It started when my eldest turned a year old as a way to include him when I was in the kitchen. Baking is in my lifeblood, something that was passed from my Granny to my Momma and from my Momma to me. It is something that relaxes me, almost a form of meditation. I wanted this to be true of my own children as well, and so I decided to simply start. For me, it was a way to create a core memory not only for my kids but for myself as well.

Here’s the thing: social media has a way of making it seem as though baking with little ones is this magical experience…and sometimes it isn’t. Yes, there are these amazing breakthrough moments where I can feel the magic, and I know that my child will remember this.
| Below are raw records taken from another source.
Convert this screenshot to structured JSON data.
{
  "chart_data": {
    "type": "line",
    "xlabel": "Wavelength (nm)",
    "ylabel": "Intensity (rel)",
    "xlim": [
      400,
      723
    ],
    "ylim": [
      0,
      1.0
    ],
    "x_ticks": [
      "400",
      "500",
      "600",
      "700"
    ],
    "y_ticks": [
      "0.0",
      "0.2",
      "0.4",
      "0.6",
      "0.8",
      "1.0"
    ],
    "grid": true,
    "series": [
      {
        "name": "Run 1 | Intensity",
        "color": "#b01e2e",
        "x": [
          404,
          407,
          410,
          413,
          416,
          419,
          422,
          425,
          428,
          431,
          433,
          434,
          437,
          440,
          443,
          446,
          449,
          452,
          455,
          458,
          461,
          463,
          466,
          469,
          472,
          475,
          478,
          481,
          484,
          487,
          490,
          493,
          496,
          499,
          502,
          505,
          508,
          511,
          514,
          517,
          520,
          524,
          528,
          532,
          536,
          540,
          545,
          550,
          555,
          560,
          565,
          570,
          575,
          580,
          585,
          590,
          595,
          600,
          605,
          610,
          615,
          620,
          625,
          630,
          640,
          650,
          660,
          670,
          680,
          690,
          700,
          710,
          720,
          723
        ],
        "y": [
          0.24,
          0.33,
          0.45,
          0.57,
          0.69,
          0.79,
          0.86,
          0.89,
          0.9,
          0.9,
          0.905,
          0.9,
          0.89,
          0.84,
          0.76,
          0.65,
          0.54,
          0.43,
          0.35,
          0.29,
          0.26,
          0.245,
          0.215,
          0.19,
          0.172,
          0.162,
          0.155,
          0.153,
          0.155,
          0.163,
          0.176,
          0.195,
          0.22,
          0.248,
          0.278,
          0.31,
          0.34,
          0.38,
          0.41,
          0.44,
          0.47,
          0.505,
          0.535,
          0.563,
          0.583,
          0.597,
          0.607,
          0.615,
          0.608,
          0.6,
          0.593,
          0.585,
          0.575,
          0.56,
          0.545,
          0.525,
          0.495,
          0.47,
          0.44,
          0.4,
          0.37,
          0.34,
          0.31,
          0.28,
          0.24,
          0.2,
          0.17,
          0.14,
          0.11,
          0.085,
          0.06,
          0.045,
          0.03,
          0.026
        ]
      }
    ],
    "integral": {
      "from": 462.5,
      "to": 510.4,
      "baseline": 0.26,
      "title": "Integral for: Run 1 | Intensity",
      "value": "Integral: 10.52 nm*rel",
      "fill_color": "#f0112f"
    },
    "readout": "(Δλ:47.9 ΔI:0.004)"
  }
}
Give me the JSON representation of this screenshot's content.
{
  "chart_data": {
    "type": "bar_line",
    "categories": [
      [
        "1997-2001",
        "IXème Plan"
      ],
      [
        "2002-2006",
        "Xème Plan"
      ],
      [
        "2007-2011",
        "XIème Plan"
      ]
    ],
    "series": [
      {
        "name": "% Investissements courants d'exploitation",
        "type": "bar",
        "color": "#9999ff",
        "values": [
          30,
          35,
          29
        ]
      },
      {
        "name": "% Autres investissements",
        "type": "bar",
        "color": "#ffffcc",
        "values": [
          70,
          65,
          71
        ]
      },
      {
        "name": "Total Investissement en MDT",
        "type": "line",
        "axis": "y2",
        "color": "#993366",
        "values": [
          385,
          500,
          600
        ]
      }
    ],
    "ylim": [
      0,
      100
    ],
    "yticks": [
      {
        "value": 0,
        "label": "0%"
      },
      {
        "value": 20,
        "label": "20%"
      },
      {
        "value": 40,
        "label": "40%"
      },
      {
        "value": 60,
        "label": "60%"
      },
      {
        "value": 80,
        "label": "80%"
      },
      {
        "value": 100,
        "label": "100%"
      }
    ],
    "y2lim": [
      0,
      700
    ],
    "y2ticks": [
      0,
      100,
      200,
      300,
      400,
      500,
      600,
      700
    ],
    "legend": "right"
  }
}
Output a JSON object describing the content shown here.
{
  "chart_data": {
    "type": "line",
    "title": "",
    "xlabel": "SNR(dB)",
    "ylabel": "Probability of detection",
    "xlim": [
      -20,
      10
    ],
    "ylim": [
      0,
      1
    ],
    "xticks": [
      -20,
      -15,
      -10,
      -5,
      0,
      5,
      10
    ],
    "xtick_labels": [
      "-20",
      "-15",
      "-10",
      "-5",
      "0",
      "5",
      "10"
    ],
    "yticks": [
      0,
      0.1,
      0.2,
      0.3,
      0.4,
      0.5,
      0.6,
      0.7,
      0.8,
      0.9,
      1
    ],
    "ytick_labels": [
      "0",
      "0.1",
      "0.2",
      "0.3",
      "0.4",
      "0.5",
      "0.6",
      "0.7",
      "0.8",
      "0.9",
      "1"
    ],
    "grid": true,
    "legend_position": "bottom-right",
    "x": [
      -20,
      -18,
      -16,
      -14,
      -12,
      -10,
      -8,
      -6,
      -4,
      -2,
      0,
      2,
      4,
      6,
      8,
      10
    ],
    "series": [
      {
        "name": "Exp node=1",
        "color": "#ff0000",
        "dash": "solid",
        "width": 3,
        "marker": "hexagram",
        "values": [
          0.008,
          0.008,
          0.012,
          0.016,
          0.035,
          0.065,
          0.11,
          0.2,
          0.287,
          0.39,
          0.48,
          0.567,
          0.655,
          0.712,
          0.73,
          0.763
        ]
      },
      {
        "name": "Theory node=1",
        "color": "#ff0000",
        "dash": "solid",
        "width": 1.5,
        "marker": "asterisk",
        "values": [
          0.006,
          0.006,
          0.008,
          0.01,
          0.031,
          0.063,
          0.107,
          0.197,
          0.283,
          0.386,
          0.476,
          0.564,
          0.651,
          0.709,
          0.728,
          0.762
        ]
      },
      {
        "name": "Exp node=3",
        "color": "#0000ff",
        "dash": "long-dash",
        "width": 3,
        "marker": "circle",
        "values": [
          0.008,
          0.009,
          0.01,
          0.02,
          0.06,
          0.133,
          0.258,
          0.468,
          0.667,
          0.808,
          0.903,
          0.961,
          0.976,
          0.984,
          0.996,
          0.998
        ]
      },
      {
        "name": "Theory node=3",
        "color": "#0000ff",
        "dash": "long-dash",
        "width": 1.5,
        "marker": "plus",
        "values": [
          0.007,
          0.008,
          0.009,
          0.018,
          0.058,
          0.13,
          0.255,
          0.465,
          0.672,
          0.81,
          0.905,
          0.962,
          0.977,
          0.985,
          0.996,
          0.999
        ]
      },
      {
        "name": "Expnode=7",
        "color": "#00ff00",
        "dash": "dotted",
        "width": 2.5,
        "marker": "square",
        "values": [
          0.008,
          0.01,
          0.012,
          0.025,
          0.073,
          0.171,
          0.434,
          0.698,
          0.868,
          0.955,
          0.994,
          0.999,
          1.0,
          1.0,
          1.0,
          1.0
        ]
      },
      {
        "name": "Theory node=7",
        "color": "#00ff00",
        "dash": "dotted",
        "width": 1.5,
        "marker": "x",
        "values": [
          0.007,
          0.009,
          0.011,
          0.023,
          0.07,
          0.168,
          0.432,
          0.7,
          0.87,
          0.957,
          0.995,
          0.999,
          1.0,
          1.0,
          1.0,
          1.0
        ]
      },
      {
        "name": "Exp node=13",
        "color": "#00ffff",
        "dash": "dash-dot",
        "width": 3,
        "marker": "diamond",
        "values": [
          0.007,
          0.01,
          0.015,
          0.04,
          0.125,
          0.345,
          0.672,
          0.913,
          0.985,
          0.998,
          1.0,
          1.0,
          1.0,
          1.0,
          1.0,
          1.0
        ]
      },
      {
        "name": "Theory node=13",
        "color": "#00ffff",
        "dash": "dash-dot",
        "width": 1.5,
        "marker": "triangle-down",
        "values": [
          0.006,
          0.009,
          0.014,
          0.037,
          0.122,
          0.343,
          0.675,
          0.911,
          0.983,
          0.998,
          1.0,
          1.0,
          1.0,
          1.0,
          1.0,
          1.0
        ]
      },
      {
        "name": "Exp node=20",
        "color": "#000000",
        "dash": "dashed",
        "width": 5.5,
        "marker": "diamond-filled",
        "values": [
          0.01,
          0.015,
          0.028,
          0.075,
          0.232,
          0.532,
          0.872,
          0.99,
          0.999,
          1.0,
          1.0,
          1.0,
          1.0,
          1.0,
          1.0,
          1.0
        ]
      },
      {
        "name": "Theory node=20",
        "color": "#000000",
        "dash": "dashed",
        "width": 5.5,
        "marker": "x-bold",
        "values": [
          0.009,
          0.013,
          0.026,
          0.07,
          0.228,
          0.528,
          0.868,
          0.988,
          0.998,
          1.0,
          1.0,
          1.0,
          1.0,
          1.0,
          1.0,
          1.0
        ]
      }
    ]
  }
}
Most times, though? It is chaos.

Every week, we bake on Thursdays. There are no negotiations, no rainchecks. Usually, chocolate chip sprinkle cookies are made, but sometimes, every once in a while, I can convince my now four-year-old to make something else with me. We don’t do fancy things. There are not any long and involved baked goods with littles. But there are math lessons and reading opportunities mixed with plenty of batter tasting. We have these conversations about Mario Brothers and about his friends at school. I know that these moments are fleeting.

But, no matter how many times we do this, it is still messy. The recipe does not change. I still get frustrated when my son wants to do it “myself” and decides that we need the whole tub of sprinkles in a single batch. I still want to make the scoops of cookie dough perfectly spherical so that they create that bakery look once baked. It is still chaos every time we put on our aprons, even more so now with our one-year-old second child underfoot. There are weeks where there isn’t a morsel of magic to be found, the intention simply on baking for the sake of baking. There have been a handful of Thursdays where I didn’t want to bake, but my son did…and so we baked.

And maybe that’s the magic? Baking with littles forces me to embrace the mess, lean in, and just soak in every crumb.